About 37,000 jobs were added in the manufacturing sector, most of which were in durable goods industries, including fabricated metal products, machinery and transportation equipment.

These manufacturing industries are more exposed than others to the tariffs on aluminum and steel imports imposed in June of this year, but recent heightened trade frictions are a risk to the supply chains and cost structures of many industries, including agriculture and food production.

Leisure and hospitality added 40,000 jobs, with 26,200 in food services and drinking establishments, as the experiential retail segment of the consumer market continues to grow.
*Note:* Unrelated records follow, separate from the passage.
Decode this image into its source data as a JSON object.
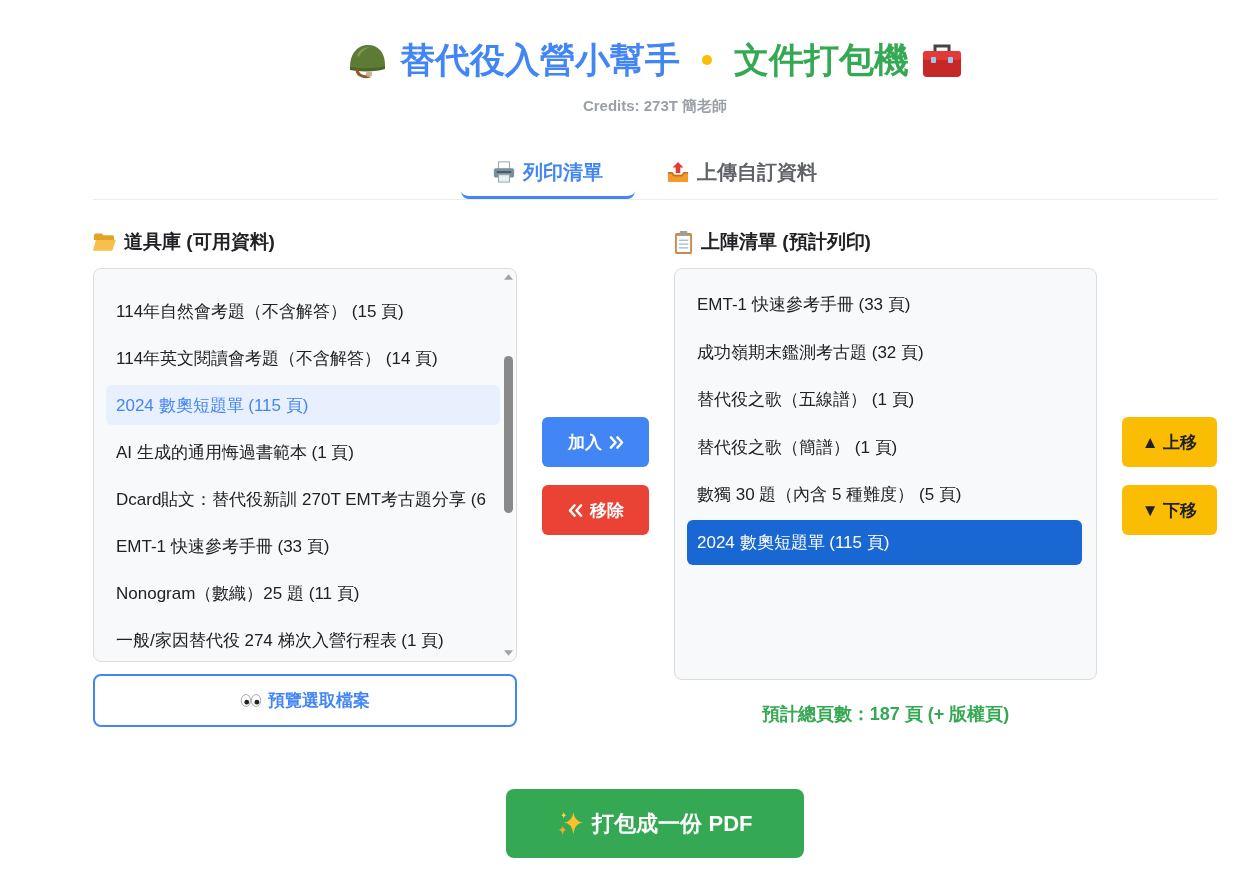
{
  "header": {
    "app_name": "替代役入營小幫手",
    "tool_name": "文件打包機",
    "credits": "Credits: 273T 簡老師"
  },
  "tabs": [
    {
      "label": "列印清單",
      "selected": true,
      "kind": "printer"
    },
    {
      "label": "上傳自訂資料",
      "selected": false,
      "kind": "upload"
    }
  ],
  "library": {
    "heading": "道具庫 (可用資料)",
    "items": [
      {
        "label": "114年自然會考題（不含解答） (15 頁)",
        "selected": false
      },
      {
        "label": "114年英文閱讀會考題（不含解答） (14 頁)",
        "selected": false
      },
      {
        "label": "2024 數奧短題單 (115 頁)",
        "selected": true
      },
      {
        "label": "AI 生成的通用悔過書範本 (1 頁)",
        "selected": false
      },
      {
        "label": "Dcard貼文：替代役新訓 270T EMT考古題分享 (6",
        "selected": false
      },
      {
        "label": "EMT-1 快速參考手冊 (33 頁)",
        "selected": false
      },
      {
        "label": "Nonogram（數織）25 題 (11 頁)",
        "selected": false
      },
      {
        "label": "一般/家因替代役 274 梯次入營行程表 (1 頁)",
        "selected": false
      }
    ],
    "preview_button": "預覽選取檔案"
  },
  "transfer": {
    "add_button": "加入",
    "remove_button": "移除"
  },
  "lineup": {
    "heading": "上陣清單 (預計列印)",
    "items": [
      {
        "label": "EMT-1 快速參考手冊 (33 頁)",
        "selected": false
      },
      {
        "label": "成功嶺期末鑑測考古題 (32 頁)",
        "selected": false
      },
      {
        "label": "替代役之歌（五線譜） (1 頁)",
        "selected": false
      },
      {
        "label": "替代役之歌（簡譜） (1 頁)",
        "selected": false
      },
      {
        "label": "數獨 30 題（內含 5 種難度） (5 頁)",
        "selected": false
      },
      {
        "label": "2024 數奧短題單 (115 頁)",
        "selected": true
      }
    ],
    "total": "預計總頁數：187 頁 (+ 版權頁)"
  },
  "order": {
    "up_button": "▲ 上移",
    "down_button": "▼ 下移"
  },
  "pack_button": "打包成一份 PDF"
}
The labor participation rate remained flat overall at 62.9 percent, but the rate for prime-aged workers (those between the ages of 25 and 54) continued to climb. That the labor participation rate remains far below pre-recession levels indicates that there may be many more potential workers waiting on the sidelines, even now.

Wage growth, which has been persistently weak over this expansion period, has begun showing some signs of life. Growth in average weekly earnings over a year ago (combining hourly wages with the hours worked per week) remained unchanged from June at 3 percent. This indicator shows a lot of monthly volatility, but the six-month moving average has shown steady improvement since January 2017. And at 3 percent, it is now faster than in any month since March 2011.

While this rate is slower than might be expected during a tight labor market, it still exceeds the rate of inflation, meaning that real weekly wages are on the rise.